What are their football team like then? Well, I’m not sure if you’ve heard, but Brian Kerr’s Faroe Islands managed to beat them at home in the Faroes in what was their first victory in a qualifier since 1995. The Faroese should have had a famous victory in Tallinn too, as it took two last gasp goals from Raio Piiroja and Kaimar Saag to stop the streets of Tallinn from being torn apart by furious Estonian football fans. Ok, that might be a slight exaggeration, they don’t really seem to care that much. But, before we get all John Delaney about this and start booking our flights to Poland and Ukraine for next summer, it is worth noting that our new Baltic enemies did beat Serbia and Slovenia away from home. Not to be scoffed at, it would seem.

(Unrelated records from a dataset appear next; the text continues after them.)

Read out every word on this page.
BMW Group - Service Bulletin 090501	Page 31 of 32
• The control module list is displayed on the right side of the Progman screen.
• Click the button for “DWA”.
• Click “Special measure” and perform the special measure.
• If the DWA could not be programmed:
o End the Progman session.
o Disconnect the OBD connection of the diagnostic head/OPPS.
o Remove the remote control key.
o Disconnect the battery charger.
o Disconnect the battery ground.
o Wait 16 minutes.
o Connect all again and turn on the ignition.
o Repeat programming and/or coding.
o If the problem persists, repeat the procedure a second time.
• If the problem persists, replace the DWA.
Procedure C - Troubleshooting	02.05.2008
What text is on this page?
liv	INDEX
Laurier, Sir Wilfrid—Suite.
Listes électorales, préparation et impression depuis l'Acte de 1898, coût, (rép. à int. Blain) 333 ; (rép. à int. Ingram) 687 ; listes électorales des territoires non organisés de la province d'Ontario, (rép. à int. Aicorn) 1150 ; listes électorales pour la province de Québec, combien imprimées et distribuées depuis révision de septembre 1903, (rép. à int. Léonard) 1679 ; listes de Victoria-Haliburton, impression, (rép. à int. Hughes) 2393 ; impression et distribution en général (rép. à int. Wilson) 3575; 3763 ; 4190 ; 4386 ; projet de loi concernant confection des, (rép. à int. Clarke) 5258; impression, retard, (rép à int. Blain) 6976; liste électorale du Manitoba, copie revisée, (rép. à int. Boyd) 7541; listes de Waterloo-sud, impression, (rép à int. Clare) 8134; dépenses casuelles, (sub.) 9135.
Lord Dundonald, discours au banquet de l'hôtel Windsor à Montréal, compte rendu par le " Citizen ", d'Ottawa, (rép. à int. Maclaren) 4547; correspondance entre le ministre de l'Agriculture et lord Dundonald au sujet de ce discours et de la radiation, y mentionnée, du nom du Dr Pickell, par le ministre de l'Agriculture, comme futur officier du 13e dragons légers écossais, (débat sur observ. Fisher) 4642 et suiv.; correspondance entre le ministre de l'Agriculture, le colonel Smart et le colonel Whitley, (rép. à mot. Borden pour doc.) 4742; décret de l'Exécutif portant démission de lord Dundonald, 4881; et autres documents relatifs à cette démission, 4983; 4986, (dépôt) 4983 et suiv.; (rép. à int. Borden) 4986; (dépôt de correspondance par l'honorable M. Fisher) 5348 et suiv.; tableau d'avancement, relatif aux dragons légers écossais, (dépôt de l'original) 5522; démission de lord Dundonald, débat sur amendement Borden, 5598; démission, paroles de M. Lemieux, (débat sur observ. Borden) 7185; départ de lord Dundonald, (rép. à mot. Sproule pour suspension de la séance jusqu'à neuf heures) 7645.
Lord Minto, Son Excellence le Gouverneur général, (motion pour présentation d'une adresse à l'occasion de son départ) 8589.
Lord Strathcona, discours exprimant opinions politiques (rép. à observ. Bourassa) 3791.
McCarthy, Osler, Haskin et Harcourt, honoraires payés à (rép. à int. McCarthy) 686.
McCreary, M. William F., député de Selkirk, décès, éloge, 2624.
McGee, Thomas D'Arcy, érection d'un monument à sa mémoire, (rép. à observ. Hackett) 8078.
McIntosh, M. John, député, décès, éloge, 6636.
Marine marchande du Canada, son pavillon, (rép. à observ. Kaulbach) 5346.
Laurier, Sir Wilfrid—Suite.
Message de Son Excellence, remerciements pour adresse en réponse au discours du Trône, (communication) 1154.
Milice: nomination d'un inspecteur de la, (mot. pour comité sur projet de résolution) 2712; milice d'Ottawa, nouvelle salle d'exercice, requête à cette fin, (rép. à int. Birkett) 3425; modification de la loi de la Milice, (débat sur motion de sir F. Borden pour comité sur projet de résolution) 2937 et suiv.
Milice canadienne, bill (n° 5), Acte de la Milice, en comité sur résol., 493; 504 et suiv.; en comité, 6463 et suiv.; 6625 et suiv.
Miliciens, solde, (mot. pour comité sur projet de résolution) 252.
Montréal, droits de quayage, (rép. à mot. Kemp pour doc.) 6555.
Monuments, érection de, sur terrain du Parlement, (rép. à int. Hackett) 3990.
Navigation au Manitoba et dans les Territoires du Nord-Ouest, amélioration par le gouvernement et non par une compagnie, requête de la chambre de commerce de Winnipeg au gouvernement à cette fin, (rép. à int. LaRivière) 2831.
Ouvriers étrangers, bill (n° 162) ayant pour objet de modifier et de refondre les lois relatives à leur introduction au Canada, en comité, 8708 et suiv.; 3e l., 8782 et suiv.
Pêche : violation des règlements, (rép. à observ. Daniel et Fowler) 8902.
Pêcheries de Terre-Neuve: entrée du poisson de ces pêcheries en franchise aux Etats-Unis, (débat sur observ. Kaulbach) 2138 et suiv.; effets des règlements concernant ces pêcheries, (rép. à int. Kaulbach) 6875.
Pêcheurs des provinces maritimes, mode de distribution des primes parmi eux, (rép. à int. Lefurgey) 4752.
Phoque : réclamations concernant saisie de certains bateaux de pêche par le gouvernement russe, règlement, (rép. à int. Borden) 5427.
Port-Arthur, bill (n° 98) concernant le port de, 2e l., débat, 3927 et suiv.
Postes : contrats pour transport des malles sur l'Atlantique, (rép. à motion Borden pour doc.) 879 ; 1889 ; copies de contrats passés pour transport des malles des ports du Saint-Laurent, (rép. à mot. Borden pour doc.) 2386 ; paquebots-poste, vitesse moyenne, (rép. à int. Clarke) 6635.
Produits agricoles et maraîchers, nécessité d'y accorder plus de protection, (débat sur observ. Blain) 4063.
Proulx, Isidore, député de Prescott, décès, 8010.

Nonetheless, Ireland should beat Estonia for a number of reasons, but here are a few. Firstly, Trap will have no choice but to actually play young, in-form strikers in Tallinn as he chooses between Shane Long, Jonathan Walters and Simon Cox. It’ll be refreshing to see Robbie Keane excluded from the team sheet, allbeit about two years overdue, and Kevin Doyle unfortunately seemed to be more of a nuisance to us against Armenia than he was against his opponents. Secondly, our defence is fairly solid. You don’t get eight clean sheets in a row without having a fairly well organised, if perhaps slightly overly rigid defence. And lastly, Estonia made a man who spent his time between 2003 and 2005 supposedly managing the Republic of Ireland football team, but who preferred to be seen wandering around Lansdowne Road at a quick pace with a clipboard in hand pretending to be going somewhere or doing something look like a freakin tactical genius. Maybe we should get Brian Kerr back in some capacity for these play-off ties. Or maybe not.